In 2008, when I moved back to L.A. from London, I felt as baffled by the cell phone as I had been by the computer. But then, as a young trainee at an ad agency in the Fifties, I had trouble learning to type. I had always written by hand. So, why now, suddenly, this panic over not having the cell phone? It seems we are committed to making our senses, if not irrelevant, almost archaic, rather like what once were called manners.

I realized I felt as uneasy as when I had eye surgery and had only one eye to see with or when I lost my memory and could not find words. Is memory, perhaps, filed wrong? Is memory, in truth, a sense? I recall when I could not name a flavor nor decide when the association was pleasant or not. How frustrated I was when the sound was off on the T.V. Maybe the cyber thing is no longer a kind of optional convenience, but I fear, for young people, as significant, as vital as the other senses.

It’s one thing to just look at the images of ruins and terror, in broken worlds of Mexico, of Puerto Rico, and the mellow islands we took for granted as colonies devoted to our holiday visits. Quite another to be a survivor, a reporter, a doctor, a Red Cross worker or “first responder” with young children who are accustomed to games, TV, and plugged in cyberspace tools. Are there squads from Lakeshore Stores bringing in games, drones to entertain and distract? What does a parent in Puerto Rico do if a child’s asthma inhaler runs out? CVS is under water. It is unique to be a parent today, unique as one’s own child, as profound as the dreams and hopes you feel as you hold that child. The great expectations turn grave these days as the gift of being able to see around the world shows us the latest variations of evil. Maybe the persistent reach for information to be “up to date” on disaster is evil itself, is this charged up state equivalent to the condition of military action.

Long ago, this was how my mornings used to be—I turned pencils by my bed into the little sharpener.
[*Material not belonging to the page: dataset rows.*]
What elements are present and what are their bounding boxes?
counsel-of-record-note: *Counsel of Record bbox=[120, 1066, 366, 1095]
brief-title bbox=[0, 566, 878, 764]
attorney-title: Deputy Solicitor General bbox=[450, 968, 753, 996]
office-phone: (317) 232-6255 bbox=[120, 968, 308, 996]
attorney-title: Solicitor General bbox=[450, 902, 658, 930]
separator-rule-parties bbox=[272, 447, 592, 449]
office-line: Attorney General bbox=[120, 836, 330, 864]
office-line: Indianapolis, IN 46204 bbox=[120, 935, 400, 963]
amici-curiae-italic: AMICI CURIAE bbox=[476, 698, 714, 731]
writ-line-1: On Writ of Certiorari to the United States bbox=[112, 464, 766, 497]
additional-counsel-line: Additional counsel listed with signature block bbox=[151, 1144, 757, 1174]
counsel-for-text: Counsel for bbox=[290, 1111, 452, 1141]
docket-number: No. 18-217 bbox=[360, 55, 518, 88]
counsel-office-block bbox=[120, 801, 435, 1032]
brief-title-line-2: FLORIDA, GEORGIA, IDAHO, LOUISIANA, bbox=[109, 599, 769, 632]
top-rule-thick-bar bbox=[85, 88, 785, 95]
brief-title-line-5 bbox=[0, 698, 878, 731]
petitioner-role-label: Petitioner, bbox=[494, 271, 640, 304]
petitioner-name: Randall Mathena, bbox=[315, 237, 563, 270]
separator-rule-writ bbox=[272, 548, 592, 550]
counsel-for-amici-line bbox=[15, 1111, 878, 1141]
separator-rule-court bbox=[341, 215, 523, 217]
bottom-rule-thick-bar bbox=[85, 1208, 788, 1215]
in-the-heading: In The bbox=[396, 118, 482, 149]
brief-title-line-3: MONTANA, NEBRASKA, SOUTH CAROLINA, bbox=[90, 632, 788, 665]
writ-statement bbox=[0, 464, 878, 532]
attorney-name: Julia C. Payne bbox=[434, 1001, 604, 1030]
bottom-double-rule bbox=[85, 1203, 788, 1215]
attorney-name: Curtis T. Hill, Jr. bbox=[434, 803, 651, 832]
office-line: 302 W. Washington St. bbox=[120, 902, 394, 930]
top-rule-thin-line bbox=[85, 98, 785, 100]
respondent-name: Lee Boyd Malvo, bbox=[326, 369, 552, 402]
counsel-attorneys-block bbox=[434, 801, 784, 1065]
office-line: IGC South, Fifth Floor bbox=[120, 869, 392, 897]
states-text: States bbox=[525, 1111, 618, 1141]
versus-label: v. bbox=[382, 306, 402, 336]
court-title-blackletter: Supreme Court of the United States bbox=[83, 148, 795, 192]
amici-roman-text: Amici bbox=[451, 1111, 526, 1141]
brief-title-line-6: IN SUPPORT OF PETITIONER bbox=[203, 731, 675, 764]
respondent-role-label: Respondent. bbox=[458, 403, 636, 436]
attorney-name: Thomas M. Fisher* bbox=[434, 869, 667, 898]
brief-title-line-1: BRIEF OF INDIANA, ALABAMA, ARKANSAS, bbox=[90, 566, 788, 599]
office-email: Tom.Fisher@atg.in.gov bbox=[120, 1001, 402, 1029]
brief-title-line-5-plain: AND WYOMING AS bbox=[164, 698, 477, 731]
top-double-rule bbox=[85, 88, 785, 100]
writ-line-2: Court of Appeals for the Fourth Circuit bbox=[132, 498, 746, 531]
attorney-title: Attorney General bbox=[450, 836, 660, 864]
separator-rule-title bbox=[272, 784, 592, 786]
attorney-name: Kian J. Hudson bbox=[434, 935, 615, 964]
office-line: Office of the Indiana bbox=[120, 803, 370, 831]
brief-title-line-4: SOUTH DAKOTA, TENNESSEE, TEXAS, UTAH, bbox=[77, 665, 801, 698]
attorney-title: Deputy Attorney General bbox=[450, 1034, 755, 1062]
I loved the smell of the filed bits of wood just as much as the scent of the jackets my Grandma crocheted to send orphaned baby refugees in England. She’d give me a lemon drop before I left her room to get ready for school, and I’d roll one of the candies around in my mouth as I wound up the music box in my room. Then with the pencil I’d sketch the ballerina on top of the music box trying to get the twirl right. So: Sight, sound, smell, touch, and taste—all the five senses, awake in action!

Now. I turn to the iphone: check the messages, and mail. Sometimes (not every day as I sometimes say I do) I tap into the list of Weapons of Mass Instruction: The meditations, the gifts of peace, consideration, and reflection which I’ve been given by wise founders of the last century (one which already—with some exceptions—seems rather enlightened—here and there).

We might consider this 21st Century as inspired by the nightmarish geniuses of 20th Century science fiction writers. Robots, yes. Everywhere. Unimaginable Monsters ruling what will be left of the Universe—after they complete the destruction of the planet. And, then, on a more modest level of arrogance, we have come up with that what out to be the Sixth Sense: the Cyber connection, the phone—the wifi—the instruments which feel as profoundly required and essential to any human as sight, sound, smell, touch, and flavour. (Maybe they mean more to some than other once essential elements of human experience.)

“LOL” at the bottom of a three letter “msg” is about as affectionate as it gets.

But—then—there is the matter of Time. And we cannot assume there is more than this very moment.